I believe the principles of the Japanese bioethics must be established not on the Japanese or east-Asian cultural values, but on the self-examination of our deed in the past. The principles of the western bioethics is a creature of its particular historical process. For example, the concept of informed consent has its origin in the Nuremberg Code, which was made in the examination of the Nazi-Doctors who performed brutal human experimentation.
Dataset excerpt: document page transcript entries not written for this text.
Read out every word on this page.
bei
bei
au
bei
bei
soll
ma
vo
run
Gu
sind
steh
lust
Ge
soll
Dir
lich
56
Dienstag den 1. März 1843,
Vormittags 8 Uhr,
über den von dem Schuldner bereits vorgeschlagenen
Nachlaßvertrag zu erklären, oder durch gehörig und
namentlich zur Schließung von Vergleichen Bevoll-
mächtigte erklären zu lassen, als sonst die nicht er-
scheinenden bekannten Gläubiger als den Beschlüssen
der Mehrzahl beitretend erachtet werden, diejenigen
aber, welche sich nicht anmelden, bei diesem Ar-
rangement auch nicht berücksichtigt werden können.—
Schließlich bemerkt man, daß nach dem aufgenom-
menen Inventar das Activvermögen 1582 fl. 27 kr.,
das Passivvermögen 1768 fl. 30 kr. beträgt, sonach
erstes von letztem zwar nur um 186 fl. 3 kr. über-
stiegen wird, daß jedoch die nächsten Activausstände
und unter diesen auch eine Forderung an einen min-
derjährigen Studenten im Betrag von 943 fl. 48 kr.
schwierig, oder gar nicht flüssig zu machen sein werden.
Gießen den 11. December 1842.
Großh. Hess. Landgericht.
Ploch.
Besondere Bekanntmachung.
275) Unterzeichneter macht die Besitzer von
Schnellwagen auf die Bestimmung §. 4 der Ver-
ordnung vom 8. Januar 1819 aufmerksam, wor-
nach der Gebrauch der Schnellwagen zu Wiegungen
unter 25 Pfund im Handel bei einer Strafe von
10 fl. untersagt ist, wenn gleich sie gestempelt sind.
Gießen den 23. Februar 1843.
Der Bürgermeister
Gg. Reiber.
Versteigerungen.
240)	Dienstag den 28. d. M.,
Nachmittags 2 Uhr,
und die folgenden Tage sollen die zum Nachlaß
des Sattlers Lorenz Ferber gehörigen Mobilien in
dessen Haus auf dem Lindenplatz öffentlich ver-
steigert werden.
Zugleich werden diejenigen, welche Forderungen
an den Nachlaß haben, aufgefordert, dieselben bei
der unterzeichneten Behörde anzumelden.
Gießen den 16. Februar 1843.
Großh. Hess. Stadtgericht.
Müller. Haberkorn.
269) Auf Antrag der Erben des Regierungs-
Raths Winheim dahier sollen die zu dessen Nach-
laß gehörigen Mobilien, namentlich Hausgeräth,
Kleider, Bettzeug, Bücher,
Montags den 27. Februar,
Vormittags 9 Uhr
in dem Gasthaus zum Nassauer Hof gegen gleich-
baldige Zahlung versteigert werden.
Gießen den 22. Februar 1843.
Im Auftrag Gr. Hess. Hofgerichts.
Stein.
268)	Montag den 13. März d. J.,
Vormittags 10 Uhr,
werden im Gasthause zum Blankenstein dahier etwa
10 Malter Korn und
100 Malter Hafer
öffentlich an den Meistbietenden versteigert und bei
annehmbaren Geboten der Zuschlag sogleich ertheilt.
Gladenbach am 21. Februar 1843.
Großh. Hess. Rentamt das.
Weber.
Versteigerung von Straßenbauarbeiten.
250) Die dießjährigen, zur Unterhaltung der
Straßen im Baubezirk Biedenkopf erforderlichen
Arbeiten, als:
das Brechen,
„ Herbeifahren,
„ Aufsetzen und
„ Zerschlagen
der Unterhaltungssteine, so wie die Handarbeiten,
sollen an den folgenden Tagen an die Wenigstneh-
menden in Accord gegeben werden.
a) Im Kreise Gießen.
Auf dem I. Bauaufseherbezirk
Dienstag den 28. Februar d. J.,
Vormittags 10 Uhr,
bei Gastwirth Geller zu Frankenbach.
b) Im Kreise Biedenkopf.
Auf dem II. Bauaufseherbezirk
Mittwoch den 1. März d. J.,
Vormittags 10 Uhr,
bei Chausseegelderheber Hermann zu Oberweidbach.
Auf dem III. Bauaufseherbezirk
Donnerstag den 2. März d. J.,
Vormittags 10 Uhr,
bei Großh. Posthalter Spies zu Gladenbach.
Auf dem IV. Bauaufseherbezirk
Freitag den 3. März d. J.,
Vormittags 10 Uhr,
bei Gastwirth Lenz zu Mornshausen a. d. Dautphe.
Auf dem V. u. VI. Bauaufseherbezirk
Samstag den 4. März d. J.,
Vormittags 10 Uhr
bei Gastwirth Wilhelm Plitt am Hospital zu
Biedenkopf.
In contrast to it, in Japan there has been no accusation, no trial, and no judgment on the Japanese doctors who performed much more cruel and deliberately-planned experiments on Chinese, Russian, Mongolian, and Korean people in the northeast China before and during the World War II [SEE OHP of the pictures of the replica]. At least 3,000 people were said to be murdered, and no subjects were survived.

I am very sorry for such a atrocious deed of our nation and medical profession. I must deeply apologize to these victims and their families.

One reason why the Japanese doctors have never accused is that the United States covered up for them in order to monopolize the data of the experiments for the biological warfare. But, in addition, it was the east-Asian values such as harmony and respect for authority which played a significant role in preventing the public investigation after the war.

I believe the Japanese biomedical ethics must be established upon the self-examination on this shameful historical fact. We have duties to make clear what had been done, to analyze why it could happen, and to draw the principles for preventing such an atrocity forever. And I firmly believe that this is the only way for us to contribute to the development of the east-Asian and the global bioethics in a true sense.

ACKNOWLEDGEMENT

I am most grateful to all the participants of the Tuesday Luncheon Seminar at the Kennedy Institute of Ethics on September 30, 1997, who gave me a lot of precious comments on the previous version of this paper . I sincerely thanks to the Professors who gave me the editorial comments and discussed with me on the subject, Professor Tom L. Beauchamp, my mentor at the Kennedy Institute while I stayed there from the March of 1997 to the February of 1998, Professor Rihito Kimura, Professor LeRoy B. Walters, the director of the Kennedy Institute, and Professor John Torbin. I also thank my colleague Japanese visiting scholars at the Institute at that time, Mr. Isao Morikawa, Ms. Kyoko Ichihara, Ms. Mika Sugiura, Ms. Tomoko Adachi, and Mr. Toshitaka Adachi for giving me helpful comments on the first draft. Of course they are absolved of responsibility for any errors that may appear here.